I have written several articles you might like to read for more information about antibiotics, intestinal viruses (gastroenteritis), and upper respiratory infections (URIs). They can be found on the web at the following URLs.
| Antibiotics: | http://www.mindspring.com/~drwarren/antibiot.htm |
| Gastroenteritis: | http://www.mindspring.com/~drwarren/gastro.htm |
| URIs: | http://www.mindspring.com/~drwarren/uri.htm |
Sincerely,
Dr. Warren

-NN
Dear NN: An eye that has been watery since birth and has intermittent discharge usually has a blocked or narrow tear duct. Massaging along the nose by the corner of the eye may help to push secretions through the duct and open it. The condition often improves as infants get older. Since your daughter has had this condition for eight months you should consult an ophthalmologist to see if her tear duct need s to be probed. This condition will not harm your daughter's sight.
Sincerely,
Dr. Warren

-BA
Dear BA: Your son has a hydrocoele which is a sac of fluid surrounding his testicle. The testicles are in the abdomen while the baby is developing in the womb. Before birth the testicles descend from the abdomen into the scrotum (the sac).
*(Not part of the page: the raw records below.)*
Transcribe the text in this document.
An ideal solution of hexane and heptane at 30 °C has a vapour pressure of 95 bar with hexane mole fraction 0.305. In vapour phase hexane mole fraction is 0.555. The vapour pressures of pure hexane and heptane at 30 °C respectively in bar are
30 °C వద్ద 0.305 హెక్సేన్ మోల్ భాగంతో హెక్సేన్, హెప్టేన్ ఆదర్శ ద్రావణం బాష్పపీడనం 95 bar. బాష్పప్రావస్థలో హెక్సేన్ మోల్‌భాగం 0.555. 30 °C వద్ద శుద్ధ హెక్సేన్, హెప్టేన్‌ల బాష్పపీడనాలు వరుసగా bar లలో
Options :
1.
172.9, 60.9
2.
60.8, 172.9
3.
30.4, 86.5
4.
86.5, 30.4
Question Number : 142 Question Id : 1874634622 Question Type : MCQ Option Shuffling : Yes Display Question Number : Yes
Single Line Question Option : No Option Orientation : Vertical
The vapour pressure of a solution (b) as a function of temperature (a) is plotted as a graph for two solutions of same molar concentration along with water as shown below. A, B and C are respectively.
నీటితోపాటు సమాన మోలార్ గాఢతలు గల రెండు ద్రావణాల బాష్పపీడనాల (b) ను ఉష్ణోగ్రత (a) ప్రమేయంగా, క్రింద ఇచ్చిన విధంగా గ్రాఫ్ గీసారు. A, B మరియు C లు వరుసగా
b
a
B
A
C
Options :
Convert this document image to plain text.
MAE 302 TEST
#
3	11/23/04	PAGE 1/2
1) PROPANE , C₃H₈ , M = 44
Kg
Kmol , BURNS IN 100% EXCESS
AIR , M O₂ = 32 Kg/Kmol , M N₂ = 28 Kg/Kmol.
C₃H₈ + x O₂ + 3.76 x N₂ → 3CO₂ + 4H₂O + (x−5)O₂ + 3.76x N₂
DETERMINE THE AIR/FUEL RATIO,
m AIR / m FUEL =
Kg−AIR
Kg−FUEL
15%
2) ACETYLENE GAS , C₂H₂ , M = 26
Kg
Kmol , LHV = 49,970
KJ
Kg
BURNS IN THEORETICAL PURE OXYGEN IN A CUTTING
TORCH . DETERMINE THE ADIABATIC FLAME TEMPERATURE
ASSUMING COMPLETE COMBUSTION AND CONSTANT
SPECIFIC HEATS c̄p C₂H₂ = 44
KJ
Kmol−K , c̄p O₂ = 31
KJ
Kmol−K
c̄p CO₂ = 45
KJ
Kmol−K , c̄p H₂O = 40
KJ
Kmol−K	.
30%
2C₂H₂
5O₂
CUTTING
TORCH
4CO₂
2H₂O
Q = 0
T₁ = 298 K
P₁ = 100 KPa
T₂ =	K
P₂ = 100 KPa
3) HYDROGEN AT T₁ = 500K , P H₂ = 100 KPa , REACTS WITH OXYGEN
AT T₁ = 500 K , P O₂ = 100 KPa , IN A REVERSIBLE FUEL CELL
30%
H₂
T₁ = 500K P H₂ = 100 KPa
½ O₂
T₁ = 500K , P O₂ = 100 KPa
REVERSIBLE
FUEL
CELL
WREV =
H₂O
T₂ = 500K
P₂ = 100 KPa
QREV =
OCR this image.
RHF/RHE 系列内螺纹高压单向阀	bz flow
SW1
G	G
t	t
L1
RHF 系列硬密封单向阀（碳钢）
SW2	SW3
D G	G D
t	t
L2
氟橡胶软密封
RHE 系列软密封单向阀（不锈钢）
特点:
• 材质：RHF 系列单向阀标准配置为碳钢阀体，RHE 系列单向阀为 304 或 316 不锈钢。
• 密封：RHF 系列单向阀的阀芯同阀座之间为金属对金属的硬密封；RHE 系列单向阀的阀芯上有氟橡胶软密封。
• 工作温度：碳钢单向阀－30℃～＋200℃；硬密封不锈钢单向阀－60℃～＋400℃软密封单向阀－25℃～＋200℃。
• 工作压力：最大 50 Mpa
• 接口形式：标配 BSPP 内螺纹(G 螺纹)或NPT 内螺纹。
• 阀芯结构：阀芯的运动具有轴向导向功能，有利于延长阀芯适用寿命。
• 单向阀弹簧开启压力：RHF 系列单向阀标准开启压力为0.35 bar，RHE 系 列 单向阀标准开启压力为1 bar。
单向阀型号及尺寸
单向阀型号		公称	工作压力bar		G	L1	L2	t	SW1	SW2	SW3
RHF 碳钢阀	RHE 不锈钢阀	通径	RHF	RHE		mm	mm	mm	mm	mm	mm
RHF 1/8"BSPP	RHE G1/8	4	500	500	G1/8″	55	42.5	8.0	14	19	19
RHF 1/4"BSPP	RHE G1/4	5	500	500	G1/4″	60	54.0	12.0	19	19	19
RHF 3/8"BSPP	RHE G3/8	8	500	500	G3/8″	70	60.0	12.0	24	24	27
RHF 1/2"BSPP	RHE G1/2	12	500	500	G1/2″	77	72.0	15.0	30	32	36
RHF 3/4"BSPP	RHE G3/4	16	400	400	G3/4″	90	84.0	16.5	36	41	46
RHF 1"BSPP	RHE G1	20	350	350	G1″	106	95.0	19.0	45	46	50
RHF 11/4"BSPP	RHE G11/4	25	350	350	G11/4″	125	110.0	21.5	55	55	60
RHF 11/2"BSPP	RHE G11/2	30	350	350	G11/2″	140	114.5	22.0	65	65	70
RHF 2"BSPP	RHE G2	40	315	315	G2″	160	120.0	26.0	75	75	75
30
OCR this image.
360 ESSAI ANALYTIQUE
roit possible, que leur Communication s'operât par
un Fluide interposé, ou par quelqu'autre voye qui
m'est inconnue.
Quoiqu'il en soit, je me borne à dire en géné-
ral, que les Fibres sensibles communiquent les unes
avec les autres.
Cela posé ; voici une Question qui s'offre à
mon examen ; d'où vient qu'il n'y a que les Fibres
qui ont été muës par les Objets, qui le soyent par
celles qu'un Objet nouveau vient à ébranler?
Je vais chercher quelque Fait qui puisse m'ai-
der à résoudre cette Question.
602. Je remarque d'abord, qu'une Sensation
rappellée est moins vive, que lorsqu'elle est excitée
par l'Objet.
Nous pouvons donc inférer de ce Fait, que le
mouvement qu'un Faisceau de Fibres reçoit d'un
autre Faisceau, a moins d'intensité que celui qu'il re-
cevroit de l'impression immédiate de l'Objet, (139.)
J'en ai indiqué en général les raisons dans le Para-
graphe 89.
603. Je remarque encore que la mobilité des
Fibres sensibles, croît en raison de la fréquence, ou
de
As they descend they become surrounded by membranes inside the abdomen. These membranes fuse around the testicles and the connective tissue in the groin closes so that the testicles are sealed into the scrotum. If the membrane seals with fluid in it, then it's a hydrocoele. If the connective tissue in the groin doesn't close, that's a hernia. When a hernia bulges, intestines are poking through the opening into the scrotum. In most cases a hydrocoele feels different from a hernia, but if it is difficult to tell, the doctor can shine a light through it. The light doesn't shine through the intestine but it shines very well through a hydrocoele.
Hydrocoeles are very common and many disappear by one year of age. Those that persist beyond one year of age have a higher likelihood of being associated with a hernia, so surgical repair is recommended.
Sincerely,
Dr. Warren

Thanks for your help!
-RU
Dear RU: At 4 months, a baby who wakes for feedings, takes a few sips, and falls asleep, is a "trained night feeder." That means he uses his bottle to put himself to sleep because that is the only way he knows to go to sleep. To eliminate his waking you will have to eliminate the feedings at night. This will result in some crying, but that's okay. I'm reluctant to suggest letting him "cry it out" since that implies letting him cry indefinitely without any intervention. At first your child may need some soothing intermittently. Eventually you will decrease your intervention and leave him to fall asleep on his own. Please read my article on "sleeping through the night" at http://www.mindspring.com/~drwarren/sleep.htm.
Sincerely,
Dr. Warren

-AMB
Dear AMB: At 24 inches long your son's height is at the 90th percentile, which certainly makes him big. If his weight were in the 90th percentile he'd be well proportioned, but his weight is above the 97th percentile, so he is somewhat overweight. If his weight now levels off in the same percentile, i.e., if his weight gain continues along the same curve, that wouldn't be too bad; however, since he nearly doubled his birth weight in 2 months, there is some concern that he is getting too many calories. It might not be a bad idea to give your son another month of growth to see what happens to his weight and height before deciding to alter his diet. If his weight gain continues in excess, the best way to cut down his intake is to make each 8 ounce bottle with 6 ounces of formula and 2 ounces of water.